Message in a Bottle: Stories of Men and Addiction
​Jefferson A. Singer, Ph.D


​This series of intimate and penetrating portraits of men with addiction provides a unique window on how men relate to drugs and alcohol -- and why so many are drawn to these substances. Representing the full spectrum of American life these tragic histories of a millionaire CEO, a former major league baseball player, a Vietnam war veteran, a gay convict, and others are painful examples of how alcoholism manifests itself in every corner of society. The causes of addiction slowly emerge in a subtle and multifaceted web of factors that show how simplistic the Alcoholics Anonymous and other disease models actually are. It is from these insights and the practicality of treating these men that the author is able to offer new and invaluable advice for devising appropriate treatment strategies. Poignant and deeply moving, Message in a Bottle brings us to a fuller understanding of these men, ourselves, and the world we live in.

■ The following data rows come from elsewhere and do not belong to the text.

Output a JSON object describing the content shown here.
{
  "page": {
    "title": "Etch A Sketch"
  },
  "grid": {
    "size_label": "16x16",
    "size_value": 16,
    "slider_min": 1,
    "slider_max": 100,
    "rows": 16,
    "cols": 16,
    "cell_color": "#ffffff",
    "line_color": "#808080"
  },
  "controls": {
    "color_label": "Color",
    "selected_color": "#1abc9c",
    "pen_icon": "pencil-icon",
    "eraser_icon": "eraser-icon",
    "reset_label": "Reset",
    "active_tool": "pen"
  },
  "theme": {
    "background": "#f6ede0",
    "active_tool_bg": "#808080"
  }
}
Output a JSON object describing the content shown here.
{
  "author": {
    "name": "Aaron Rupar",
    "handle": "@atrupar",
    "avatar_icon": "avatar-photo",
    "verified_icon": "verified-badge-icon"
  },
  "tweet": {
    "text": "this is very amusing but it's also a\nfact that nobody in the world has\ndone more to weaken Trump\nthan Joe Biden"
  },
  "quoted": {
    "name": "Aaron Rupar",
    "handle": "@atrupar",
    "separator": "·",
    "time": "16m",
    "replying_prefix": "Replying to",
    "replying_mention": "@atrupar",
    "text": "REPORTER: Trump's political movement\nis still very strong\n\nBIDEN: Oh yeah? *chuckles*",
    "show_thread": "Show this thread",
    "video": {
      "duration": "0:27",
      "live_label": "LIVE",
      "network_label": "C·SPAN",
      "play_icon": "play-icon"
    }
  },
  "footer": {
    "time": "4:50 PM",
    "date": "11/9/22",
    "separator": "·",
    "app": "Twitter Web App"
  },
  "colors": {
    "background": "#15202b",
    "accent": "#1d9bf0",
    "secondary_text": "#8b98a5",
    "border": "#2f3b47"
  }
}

Personality and Psychotherapy: Treating the Whole Person
​Jefferson A. Singer, Ph.D 


This innovative book provides a framework for using recent advances in personality science to inform and enrich psychotherapy. The author demonstrates how multidimensional assessment within the context of a strong therapeutic alliance can serve as a guide to treating clients as multifaceted individuals, rather than simply treating symptoms or diagnoses. Key concepts and procedures of personality assessment are clearly explained, as are ways to use the resulting data effectively in treatment planning and intervention with individuals or couples. The concluding chapter features an extended case example illustrating the author's approach.